Giving Compass' Take:

• News Deeply reports on an app by a Nigerian inventor that allows local groups to purchase food close to its expiration date from grocery stores and feed it to the hungry.

• This is a good example on how technology can serve the greater good. After you read this piece, be sure to ask: What are we doing to support entrepreneurs working in the aid and development sector?

Here's how mobile apps are transforming civil society in Iran.


Oscar Ekponimo, the Nigerian inventor of a web app improving food accessibility and affordability for poverty-stricken people, had his “epiphany” when he was strolling the aisles of a supermarket in 2014 and unearthed a can of tuna that was about to expire.

“I pulled [the can] off the shelf and I said to the shopkeeper, ‘Hey look, expiring in a matter of a week,’” the 31-year-old software engineer explained. They were “throwing away food that was still consumable because it had reached its expiry date.”

Today, Ekponimo’s app Chowberry, notifies retailers in real-time when their food items are approaching expiry and lets them initiate discounts on them, which allows non-governmental organizations to distribute them to needy people. Through the app, those organizations can order products listed by Chowberry’s partner retail shops, receive a unique code which they present at stores and then take the food home.

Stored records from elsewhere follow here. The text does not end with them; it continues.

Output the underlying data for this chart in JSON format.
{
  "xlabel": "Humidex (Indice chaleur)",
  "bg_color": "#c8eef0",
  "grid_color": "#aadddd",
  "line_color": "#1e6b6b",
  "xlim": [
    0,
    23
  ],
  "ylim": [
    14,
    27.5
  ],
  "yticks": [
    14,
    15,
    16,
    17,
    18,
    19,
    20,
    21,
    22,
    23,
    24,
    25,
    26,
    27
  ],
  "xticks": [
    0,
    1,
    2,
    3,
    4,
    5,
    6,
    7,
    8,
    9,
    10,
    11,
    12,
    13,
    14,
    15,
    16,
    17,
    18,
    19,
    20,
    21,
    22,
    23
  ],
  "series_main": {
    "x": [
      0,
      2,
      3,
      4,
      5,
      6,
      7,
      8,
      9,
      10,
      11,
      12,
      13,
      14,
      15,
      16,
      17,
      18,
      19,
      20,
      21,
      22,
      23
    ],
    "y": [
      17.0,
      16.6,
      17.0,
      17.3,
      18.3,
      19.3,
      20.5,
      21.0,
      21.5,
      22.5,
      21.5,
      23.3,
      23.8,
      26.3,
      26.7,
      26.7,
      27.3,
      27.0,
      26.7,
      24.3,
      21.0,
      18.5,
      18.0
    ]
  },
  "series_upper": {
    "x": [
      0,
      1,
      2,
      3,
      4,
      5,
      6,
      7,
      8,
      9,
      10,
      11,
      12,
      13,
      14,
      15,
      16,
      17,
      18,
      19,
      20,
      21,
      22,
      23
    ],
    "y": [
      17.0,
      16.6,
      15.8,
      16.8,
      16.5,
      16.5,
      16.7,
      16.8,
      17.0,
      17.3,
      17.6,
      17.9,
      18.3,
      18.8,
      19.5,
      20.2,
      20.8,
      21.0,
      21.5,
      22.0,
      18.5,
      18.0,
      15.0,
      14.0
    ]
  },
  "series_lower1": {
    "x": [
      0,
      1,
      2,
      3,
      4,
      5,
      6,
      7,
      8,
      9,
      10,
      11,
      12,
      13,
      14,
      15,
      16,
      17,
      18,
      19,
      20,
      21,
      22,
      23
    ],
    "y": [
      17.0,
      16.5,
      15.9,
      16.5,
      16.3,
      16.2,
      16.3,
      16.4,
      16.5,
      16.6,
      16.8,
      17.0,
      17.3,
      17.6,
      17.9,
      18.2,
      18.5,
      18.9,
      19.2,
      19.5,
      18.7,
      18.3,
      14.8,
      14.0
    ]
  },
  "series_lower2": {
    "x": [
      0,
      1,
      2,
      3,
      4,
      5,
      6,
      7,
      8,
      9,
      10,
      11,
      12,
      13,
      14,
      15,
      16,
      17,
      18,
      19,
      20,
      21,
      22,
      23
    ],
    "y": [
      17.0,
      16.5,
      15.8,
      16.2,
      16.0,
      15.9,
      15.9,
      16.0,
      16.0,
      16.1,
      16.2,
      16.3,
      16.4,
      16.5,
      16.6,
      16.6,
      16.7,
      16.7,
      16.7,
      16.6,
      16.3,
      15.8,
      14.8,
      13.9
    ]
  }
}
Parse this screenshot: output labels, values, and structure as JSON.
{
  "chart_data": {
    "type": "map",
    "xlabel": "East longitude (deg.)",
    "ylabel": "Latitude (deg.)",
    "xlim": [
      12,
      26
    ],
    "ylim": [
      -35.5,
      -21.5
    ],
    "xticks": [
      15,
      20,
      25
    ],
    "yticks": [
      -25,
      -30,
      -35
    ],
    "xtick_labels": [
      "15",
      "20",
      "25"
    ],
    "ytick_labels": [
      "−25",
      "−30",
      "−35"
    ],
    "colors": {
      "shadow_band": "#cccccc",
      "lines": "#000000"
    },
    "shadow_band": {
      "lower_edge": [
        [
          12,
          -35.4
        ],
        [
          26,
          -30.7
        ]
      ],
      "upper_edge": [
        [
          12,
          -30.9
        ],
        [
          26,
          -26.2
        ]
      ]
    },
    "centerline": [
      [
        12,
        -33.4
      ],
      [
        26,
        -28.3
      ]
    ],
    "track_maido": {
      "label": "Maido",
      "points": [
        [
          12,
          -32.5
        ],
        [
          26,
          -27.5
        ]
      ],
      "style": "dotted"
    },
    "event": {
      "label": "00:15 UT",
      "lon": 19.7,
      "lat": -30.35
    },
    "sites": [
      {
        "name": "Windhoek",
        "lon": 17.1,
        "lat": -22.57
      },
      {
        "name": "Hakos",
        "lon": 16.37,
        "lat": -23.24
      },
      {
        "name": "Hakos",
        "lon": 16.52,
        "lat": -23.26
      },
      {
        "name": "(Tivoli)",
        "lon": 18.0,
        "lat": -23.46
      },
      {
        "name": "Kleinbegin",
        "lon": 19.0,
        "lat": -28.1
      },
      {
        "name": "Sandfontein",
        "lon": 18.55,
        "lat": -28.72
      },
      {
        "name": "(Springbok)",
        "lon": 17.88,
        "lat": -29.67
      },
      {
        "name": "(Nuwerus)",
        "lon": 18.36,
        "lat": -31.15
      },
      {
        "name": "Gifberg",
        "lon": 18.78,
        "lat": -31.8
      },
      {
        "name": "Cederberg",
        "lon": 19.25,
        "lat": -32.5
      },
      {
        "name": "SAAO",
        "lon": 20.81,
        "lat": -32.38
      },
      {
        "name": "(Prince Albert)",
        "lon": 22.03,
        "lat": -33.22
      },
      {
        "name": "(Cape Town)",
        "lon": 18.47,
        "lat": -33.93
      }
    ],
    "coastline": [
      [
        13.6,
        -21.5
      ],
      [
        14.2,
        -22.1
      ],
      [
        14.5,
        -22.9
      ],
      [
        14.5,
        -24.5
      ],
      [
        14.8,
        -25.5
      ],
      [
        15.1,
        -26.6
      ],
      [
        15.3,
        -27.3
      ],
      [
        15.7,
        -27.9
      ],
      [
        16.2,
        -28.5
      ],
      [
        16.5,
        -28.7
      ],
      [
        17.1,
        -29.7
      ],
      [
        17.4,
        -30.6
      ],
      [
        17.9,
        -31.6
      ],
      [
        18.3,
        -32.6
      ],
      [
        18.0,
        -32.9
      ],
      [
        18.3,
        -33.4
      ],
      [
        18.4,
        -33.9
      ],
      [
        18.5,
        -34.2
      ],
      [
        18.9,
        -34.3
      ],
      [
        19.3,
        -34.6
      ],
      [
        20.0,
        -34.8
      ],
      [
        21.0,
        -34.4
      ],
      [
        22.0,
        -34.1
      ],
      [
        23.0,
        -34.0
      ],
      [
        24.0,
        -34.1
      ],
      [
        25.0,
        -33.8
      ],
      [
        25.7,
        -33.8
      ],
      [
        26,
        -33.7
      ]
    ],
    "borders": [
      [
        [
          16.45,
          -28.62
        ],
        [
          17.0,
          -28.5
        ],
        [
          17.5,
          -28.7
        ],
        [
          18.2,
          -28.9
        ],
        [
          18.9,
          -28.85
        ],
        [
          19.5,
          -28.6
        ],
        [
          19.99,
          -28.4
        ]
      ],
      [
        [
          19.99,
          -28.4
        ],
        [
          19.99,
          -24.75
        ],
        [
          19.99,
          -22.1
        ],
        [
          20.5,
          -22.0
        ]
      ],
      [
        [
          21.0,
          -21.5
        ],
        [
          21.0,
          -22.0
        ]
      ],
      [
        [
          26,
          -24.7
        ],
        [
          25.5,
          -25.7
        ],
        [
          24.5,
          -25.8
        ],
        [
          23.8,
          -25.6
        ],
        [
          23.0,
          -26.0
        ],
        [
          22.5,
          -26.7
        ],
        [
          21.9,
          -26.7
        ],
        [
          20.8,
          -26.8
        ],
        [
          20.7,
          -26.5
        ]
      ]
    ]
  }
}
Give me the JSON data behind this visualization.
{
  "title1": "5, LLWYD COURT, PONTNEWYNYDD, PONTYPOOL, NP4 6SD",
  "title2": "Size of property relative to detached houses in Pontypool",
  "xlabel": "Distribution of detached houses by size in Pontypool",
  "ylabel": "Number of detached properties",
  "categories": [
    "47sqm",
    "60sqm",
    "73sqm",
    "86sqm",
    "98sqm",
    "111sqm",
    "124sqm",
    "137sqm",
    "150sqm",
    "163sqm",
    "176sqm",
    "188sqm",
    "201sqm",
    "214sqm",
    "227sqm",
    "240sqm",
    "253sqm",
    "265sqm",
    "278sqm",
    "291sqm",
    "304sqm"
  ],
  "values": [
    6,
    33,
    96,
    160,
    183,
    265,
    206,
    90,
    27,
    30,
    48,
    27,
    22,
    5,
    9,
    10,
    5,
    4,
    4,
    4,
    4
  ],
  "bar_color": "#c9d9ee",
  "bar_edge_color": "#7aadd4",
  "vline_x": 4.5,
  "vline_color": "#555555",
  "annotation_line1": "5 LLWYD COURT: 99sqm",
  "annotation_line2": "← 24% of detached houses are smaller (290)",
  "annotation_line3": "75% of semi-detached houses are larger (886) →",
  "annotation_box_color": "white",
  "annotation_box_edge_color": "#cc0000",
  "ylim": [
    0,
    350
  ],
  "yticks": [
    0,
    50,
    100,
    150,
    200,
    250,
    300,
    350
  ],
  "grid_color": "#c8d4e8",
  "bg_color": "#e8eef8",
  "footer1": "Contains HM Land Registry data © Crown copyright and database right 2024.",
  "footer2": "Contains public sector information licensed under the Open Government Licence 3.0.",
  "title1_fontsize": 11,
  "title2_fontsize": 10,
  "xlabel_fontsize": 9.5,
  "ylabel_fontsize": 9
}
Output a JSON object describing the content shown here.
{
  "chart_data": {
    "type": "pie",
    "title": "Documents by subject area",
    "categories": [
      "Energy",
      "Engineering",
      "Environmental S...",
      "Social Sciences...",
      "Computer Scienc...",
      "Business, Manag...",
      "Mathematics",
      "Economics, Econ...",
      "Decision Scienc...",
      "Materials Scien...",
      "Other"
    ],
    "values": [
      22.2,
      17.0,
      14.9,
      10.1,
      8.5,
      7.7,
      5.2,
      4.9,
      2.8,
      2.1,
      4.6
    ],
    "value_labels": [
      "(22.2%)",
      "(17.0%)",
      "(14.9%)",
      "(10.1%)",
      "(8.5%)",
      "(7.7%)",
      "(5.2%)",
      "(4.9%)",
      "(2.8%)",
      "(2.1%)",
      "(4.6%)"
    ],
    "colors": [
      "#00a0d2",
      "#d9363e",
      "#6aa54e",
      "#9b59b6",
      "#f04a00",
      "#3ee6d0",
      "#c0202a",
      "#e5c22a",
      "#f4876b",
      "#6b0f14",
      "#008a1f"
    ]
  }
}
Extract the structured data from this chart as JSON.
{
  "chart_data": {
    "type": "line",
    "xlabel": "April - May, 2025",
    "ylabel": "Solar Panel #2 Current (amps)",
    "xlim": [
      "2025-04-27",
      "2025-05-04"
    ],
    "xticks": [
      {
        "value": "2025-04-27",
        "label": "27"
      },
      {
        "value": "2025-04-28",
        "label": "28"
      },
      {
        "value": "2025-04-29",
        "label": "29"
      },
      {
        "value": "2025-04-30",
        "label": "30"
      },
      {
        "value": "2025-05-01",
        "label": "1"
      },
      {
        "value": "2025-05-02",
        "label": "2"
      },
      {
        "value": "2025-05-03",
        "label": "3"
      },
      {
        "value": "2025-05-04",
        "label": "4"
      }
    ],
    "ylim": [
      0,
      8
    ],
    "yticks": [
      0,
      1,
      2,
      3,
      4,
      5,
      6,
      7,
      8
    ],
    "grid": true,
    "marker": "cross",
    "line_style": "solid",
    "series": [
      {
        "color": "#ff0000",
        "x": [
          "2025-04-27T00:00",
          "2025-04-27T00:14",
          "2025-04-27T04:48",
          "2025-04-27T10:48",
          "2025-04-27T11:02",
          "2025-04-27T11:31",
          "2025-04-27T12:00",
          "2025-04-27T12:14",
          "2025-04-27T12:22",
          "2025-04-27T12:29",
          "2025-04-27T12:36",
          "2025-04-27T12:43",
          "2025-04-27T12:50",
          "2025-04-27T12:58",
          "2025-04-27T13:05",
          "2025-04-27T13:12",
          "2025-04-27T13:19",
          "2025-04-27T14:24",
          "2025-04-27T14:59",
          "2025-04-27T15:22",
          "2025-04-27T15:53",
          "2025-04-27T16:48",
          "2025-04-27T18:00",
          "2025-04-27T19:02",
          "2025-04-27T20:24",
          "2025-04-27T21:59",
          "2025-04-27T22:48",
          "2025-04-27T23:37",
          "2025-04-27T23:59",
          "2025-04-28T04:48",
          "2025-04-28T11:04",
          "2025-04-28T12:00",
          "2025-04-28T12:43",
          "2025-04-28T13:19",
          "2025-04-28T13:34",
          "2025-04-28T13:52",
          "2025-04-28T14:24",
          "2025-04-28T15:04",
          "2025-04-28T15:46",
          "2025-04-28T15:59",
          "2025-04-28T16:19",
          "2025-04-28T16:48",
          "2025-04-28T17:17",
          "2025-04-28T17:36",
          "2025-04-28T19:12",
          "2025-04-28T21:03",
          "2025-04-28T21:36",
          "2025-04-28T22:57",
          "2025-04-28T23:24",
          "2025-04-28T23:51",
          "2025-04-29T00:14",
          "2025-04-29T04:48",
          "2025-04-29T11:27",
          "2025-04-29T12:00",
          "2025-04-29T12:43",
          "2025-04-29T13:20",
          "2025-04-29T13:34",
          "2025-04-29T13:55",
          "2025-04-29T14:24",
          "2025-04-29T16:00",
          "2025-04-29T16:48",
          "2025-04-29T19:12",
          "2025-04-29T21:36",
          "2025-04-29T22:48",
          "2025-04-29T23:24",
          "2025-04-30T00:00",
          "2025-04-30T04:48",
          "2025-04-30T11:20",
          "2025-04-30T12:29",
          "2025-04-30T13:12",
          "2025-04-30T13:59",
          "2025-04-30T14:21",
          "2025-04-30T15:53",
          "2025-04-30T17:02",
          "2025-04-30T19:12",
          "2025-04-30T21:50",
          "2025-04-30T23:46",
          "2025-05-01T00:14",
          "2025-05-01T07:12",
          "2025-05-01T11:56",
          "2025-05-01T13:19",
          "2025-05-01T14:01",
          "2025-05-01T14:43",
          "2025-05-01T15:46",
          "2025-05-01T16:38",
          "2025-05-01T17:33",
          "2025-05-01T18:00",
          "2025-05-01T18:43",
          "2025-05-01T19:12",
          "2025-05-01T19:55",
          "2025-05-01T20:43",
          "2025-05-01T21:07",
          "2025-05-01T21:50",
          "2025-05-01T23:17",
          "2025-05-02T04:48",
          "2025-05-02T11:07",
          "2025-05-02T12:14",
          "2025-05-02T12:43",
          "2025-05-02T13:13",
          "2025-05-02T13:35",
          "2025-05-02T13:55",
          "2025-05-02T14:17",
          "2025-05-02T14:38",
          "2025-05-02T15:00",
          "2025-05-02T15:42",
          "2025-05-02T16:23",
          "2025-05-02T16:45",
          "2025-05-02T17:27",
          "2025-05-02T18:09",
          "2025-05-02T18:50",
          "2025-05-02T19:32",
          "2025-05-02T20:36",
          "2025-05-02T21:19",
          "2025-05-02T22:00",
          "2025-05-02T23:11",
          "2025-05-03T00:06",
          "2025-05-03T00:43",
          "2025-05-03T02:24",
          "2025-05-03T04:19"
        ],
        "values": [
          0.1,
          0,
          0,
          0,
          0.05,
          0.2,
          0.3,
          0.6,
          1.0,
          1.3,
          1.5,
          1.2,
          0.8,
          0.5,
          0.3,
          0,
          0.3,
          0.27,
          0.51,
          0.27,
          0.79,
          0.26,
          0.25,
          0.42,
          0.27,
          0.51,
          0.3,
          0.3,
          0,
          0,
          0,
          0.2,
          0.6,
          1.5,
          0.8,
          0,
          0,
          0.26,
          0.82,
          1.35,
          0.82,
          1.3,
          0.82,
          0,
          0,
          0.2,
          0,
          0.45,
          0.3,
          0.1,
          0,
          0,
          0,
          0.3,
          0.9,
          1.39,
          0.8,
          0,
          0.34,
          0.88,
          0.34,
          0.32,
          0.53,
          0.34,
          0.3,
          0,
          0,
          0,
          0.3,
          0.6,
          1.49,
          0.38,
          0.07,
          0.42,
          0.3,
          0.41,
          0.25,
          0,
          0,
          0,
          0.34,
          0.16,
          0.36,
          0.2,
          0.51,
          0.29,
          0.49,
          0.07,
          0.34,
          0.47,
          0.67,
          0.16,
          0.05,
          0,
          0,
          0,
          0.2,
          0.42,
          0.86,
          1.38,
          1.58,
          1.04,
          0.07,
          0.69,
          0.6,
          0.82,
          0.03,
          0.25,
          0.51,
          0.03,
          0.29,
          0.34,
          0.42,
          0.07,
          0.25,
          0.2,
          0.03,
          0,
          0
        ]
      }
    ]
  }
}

The discounts, which can reach up to 75 percent, increase as their sell-by date approaches.

It’s one approach to a global problem. Despite a billion people around the world experiencing hunger, up to one-third of all food is destroyed post-harvest and through transportation, or is thrown away by consumers and stores, according to the U.N.’s Food and Agriculture Organisation (FAO).

In Nigeria, which has over 182 million people, making it Africa’s most populated country, 60 percent of people live below the poverty line, on less than $1 a day, according to the World Food Program (WFP). Ekponimo hopes to make even a small difference.